Gladys bringt 1935 Zwillinge zur Welt, doch das erstgeborene Baby ist tot. Eine halbe Stunde später hält Vernon Presley das zweite im Arm, dem er den Namen Elvis gibt – ein Anagramm von „lives“: „lebt“. Vernon Presley ist oft arbeitslos. Als er wieder einmal keinen Ausweg weiß, fälscht er einen Scheck von seinem Arbeitgeber Orville Bean. Der Betrug fällt auf, und Vernon wird für anderthalb Jahre auf die berüchtigte Parchman-Farm verbracht. Doch damit nicht genug: Bean jagt Gladys mitsamt ihrem dreijährigen Kind aus dem Haus. Eine Reihe von Umzügen beginnt.
In der Schule ist Elvis aufgrund seiner Zartheit das Ziel von Spott und Hänseleien. Einen Ausgleich findet er früh in der Musik: im Blues, im Country, mehr aber noch in der Gospelmusik. „Seit ich ein Kind war, wusste ich, dass etwas mit mir geschehen würde“, äußert sich Elvis später einmal. „Ich hatte keine Vorstellung, was es sein würde, aber es war ein Gefühl, dass die Zukunft irgendwie hell schien.“ Diese Schilderung trifft es nicht ganz. Der Legende nach war Elvis ein einfacher LKW-Fahrer und wurde durch Zufall entdeckt. Tatsächlich aber ist es sein frühes Interesse an jeder Art von Musik, die Elvis für seine spätere Karriere positioniert.
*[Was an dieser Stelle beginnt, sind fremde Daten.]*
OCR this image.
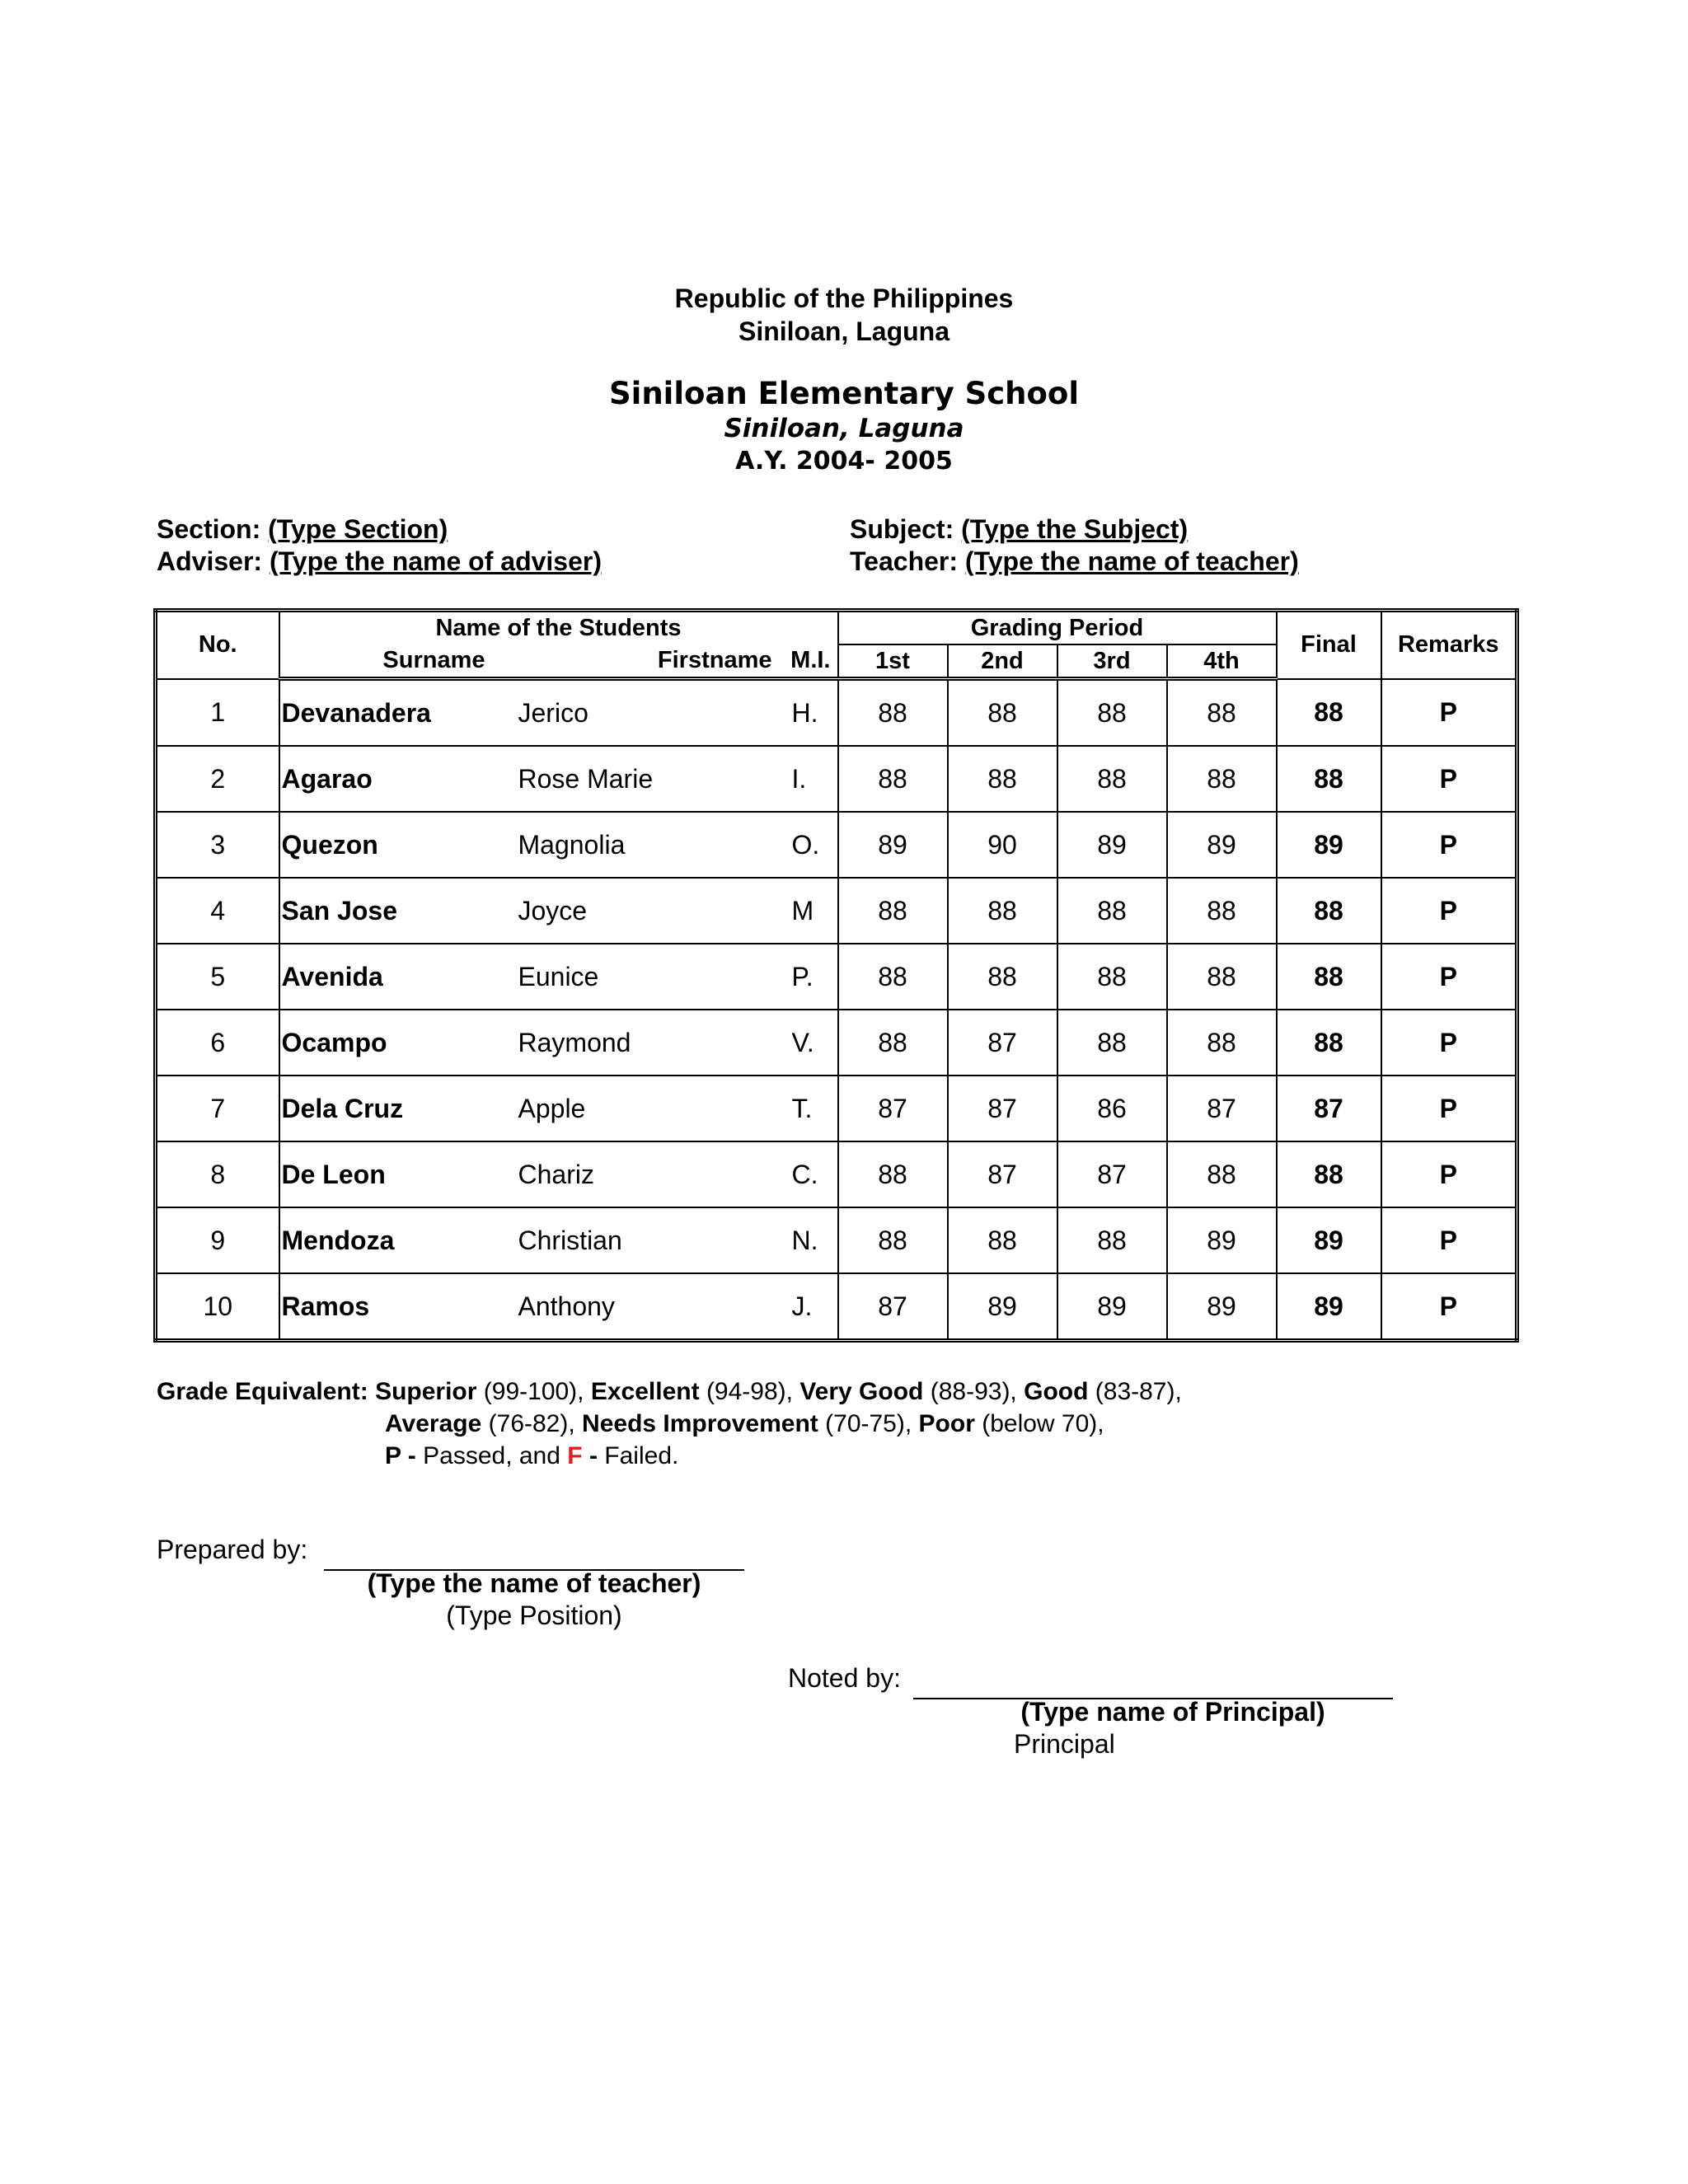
Republic of the Philippines
Siniloan, Laguna
Siniloan Elementary School
Siniloan, Laguna
A.Y. 2004- 2005
Section: (Type Section)
Adviser: (Type the name of adviser)
Subject: (Type the Subject)
Teacher: (Type the name of teacher)
No.	Name of the Students			Grading Period				Final	Remarks
	Surname	Firstname	M.I.	1st	2nd	3rd	4th		
1	Devanadera	Jerico	H.	88	88	88	88	88	P
2	Agarao	Rose Marie	I.	88	88	88	88	88	P
3	Quezon	Magnolia	O.	89	90	89	89	89	P
4	San Jose	Joyce	M	88	88	88	88	88	P
5	Avenida	Eunice	P.	88	88	88	88	88	P
6	Ocampo	Raymond	V.	88	87	88	88	88	P
7	Dela Cruz	Apple	T.	87	87	86	87	87	P
8	De Leon	Chariz	C.	88	87	87	88	88	P
9	Mendoza	Christian	N.	88	88	88	89	89	P
10	Ramos	Anthony	J.	87	89	89	89	89	P
Grade Equivalent: Superior (99-100), Excellent (94-98), Very Good (88-93), Good (83-87),
Average (76-82), Needs Improvement (70-75), Poor (below 70),
P - Passed, and F - Failed.
Prepared by:
(Type the name of teacher)
(Type Position)
Noted by:
(Type name of Principal)
Principal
Die Presleys leben in Tupelo am Rande eines Viertels namens Shakerag, dem Black Quarter des Ortes. Gierig saugt der junge Elvis die Musik der dort wohnenden Farbigen auf. Darüber hinaus ist er bereits als Schüler oft im Studio des Radiosenders WELO zu Gast, wo Carvel Lee Ausborn alias Mississippi Slim regelmäßig eine Live-Sendung bestreitet. Mississippi Slim (nicht der Blues-, sondern der gleichnamige Country-Sänger) wird Elvis’ erstes Idol. Der Junge folgt ihm überallhin. Im Gegenzug bringt der Countrybarde seinem jungen Fan erste Gitarrentricks bei. Jung-Elvis tritt sogar ein paar Mal in Ausborns Radioshow auf.
Doch die Weichen für die spätere Karriere werden durch etwas anderes gestellt: Die Behörden von Tupelo, damals ein kleines 6.000-Einwohner- Kaff, legen Vernon Presley nahe, den Ort zu verlassen, angeblich, weil er des Öfteren Schweine verkauft, die ihm nicht gehören. So verlassen die Presleys im September 1948 mit ihrem 13-jährigen Sohn Mississippi und übersiedeln nach Memphis. Ihre komplette Habe passt in den Kofferraum und auf das Dach ihres alten 1939er-Plymouth.